Paying money now will save you in the long run
The type and quality of work you can achieve will improve if you have a college degree. Stats back that fact up. Sure, not going will save you a few thousand now, but you'll be missing out on the chance to earn far more than a few thousand back in the long run.

There are all kinds of weird scholarships. You probably qualify for one
The numbers vary, but it's been said that $15 million dollars in scholarships go unclaimed yearly, simply due to people not applying. The assumption that scholarships are entirely based on financial need or academic merit is an incorrect one, when there's plenty of other scholarship criteria. It's worth a look, and can nullify the money problem if you're willing to put in the time to research it.

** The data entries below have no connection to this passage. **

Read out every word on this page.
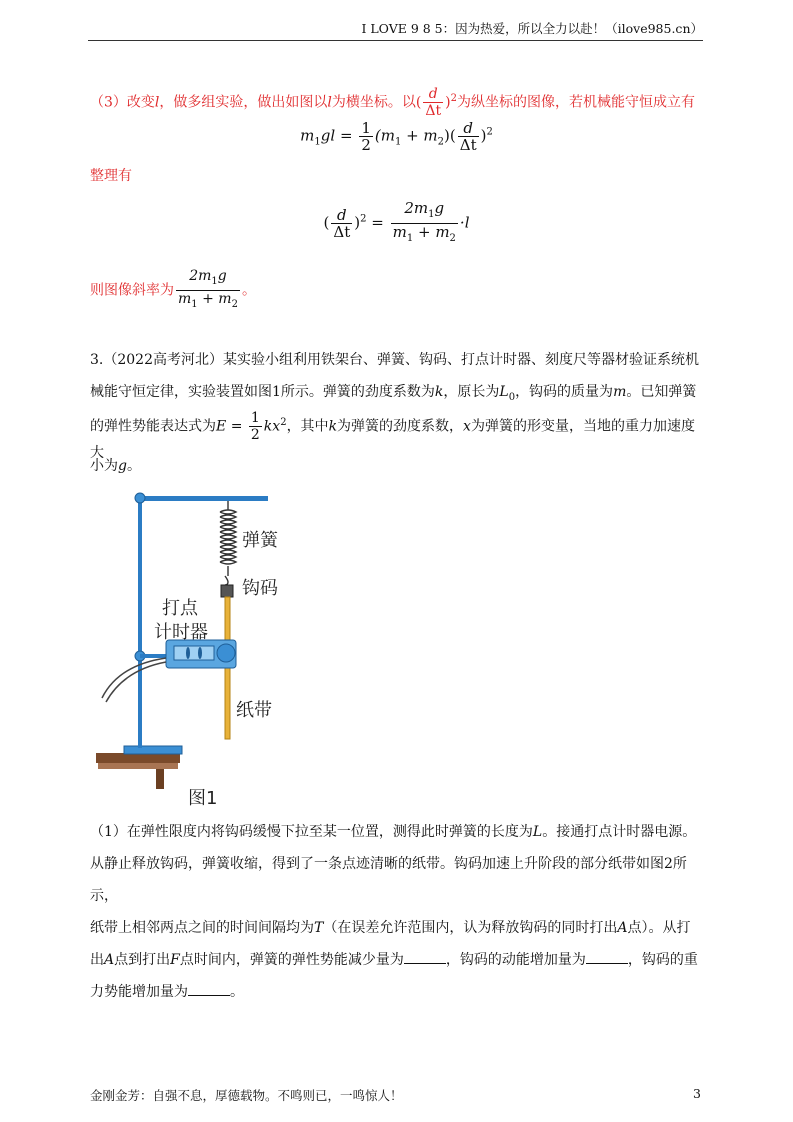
I LOVE 9 8 5：因为热爱，所以全力以赴！（ilove985.cn）
（3）改变l，做多组实验，做出如图以l为横坐标。以( $\frac{d}{\Delta t} )^2$为纵坐标的图像，若机械能守恒成立有
$m_1gl = \frac{1}{2} (m_1 + m_2)( \frac{d}{\Delta t} )^2$
整理有
( $\frac{d}{\Delta t} )^2 = \frac{2m_1g}{m_1 + m_2} \cdot l$
则图像斜率为 $\frac{2m_1g}{m_1 + m_2}$ 。
3.（2022高考河北）某实验小组利用铁架台、弹簧、钩码、打点计时器、刻度尺等器材验证系统机
械能守恒定律，实验装置如图1所示。弹簧的劲度系数为k，原长为$L_0$，钩码的质量为m。已知弹簧
的弹性势能表达式为$E = \frac{1}{2} kx^2$，其中k为弹簧的劲度系数，x为弹簧的形变量，当地的重力加速度大
小为g。
弹簧
钩码
打点
计时器
纸带
图1
（1）在弹性限度内将钩码缓慢下拉至某一位置，测得此时弹簧的长度为L。接通打点计时器电源。
从静止释放钩码，弹簧收缩，得到了一条点迹清晰的纸带。钩码加速上升阶段的部分纸带如图2所示，
纸带上相邻两点之间的时间间隔均为T（在误差允许范围内，认为释放钩码的同时打出A点）。从打
出A点到打出F点时间内，弹簧的弹性势能减少量为	，钩码的动能增加量为	，钩码的重
力势能增加量为	。
金刚金芳：自强不息，厚德载物。不鸣则已，一鸣惊人！	3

It doesn't have to be a long program, and you don't have to quit your job
While there are four-year college degree programs, there's just as many two-year programs as well. In addition, if you already have post-secondary credits, you can take a shorter fast track program, or a post-graduate certificate, which can run for as short of a time as a year. Finally, if you have a 9-5 job, and don't want to give it up, you can opt for distance learning online, which, when taken from a proper college like Centennial, gives you the same professional instructor-led content in a form you can take at a time and place of your choosing.

Placements can be paid
First, something regarding internships and placements: They're not simply free labour. You're there to gain practical experience and networking opportunities, not serve whatever company you're placing with. Nonetheless, it's entirely possible that you'll receive cash, or a stipend, while placing at a company, as I did while I was in school. While it doesn't always happen, it can be a quick, immediate return on your college investment, in anticipation of the further benefits you'll reap down the line.